Dia tertawa kecil, suara yang lebih mirip gesekan amplas pada kayu tua. Baginya, kenyataan bahwa tidak ada yang peduli selama dia bernapas adalah hukum alam yang mutlak. Selama puluhan tahun, dia menjadi people pleaser ulung—sebuah peran yang dia pilih bukan karena suci hati, tapi karena itu adalah benteng paling aman. Menjadi pelayan bagi ego orang lain membuatnya punya alasan untuk lupa betapa berantakannya isi kepalanya sendiri. Setidaknya, dengan sibuk memikirkan kenyamanan orang, dia tidak punya waktu untuk meratapi nasibnya yang kering kerontang.

"Paling tidak, aku berguna untuk menjadi tempat sampah keluh kesah mereka," bisiknya lagi, menatap tajam ke arah tulisan yang mulai memudar di permukaan nisan.

Ada kebanggaan sarkas di sana. Dia bertahan hidup dengan topeng yang dipahat sempurna. Memastikan semua orang pulang dengan senyum, sementara dia pulang dengan lubang di dada yang semakin menganga. Baginya, keselamatan ada pada kepatuhan. Keamanan ada pada ketiadaan konflik.

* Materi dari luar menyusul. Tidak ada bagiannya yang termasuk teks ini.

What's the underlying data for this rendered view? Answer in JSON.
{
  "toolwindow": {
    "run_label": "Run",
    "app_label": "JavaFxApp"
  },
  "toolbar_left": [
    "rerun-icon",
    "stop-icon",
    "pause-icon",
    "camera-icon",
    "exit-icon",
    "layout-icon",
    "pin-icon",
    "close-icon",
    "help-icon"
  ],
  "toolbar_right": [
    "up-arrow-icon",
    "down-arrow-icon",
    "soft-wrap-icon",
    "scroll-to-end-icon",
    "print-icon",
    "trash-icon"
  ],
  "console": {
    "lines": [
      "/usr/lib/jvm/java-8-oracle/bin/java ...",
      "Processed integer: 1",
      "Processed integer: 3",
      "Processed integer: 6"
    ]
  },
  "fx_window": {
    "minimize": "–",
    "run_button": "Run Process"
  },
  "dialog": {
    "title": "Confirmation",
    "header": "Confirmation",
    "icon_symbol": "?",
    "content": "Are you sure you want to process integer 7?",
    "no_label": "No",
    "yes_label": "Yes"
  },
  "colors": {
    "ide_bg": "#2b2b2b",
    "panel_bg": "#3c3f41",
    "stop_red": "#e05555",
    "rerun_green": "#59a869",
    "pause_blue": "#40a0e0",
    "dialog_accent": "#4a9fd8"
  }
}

Lelaki itu kemudian bangkit, membetulkan letak kemejanya yang lusuh. Dia melihat namanya sendiri terukir di sana. Tanggal lahir, tanggal wafat—semuanya presisi. Dia tidak terlonjak kaget. Tidak ada drama jatuh terduduk atau teriakan histeris layaknya film horor kelas bawah.

Dia hanya tersenyum. Sebuah senyuman yang sangat kering, sangat terpaksa, dan masih membawa sisa-sisa kebiasaannya untuk menyenangkan siapa pun yang melihat. Dia sadar, bahkan dalam kematian pun, dia masih berusaha meyakinkan dirinya sendiri bahwa perannya sebagai pengamat nasibnya sendiri adalah keputusan terbaik. Dia berbalik, menghilang di antara nisan-nisan lain, meninggalkan dunianya yang sudah lama selesai sebelum benar-benar dimulai.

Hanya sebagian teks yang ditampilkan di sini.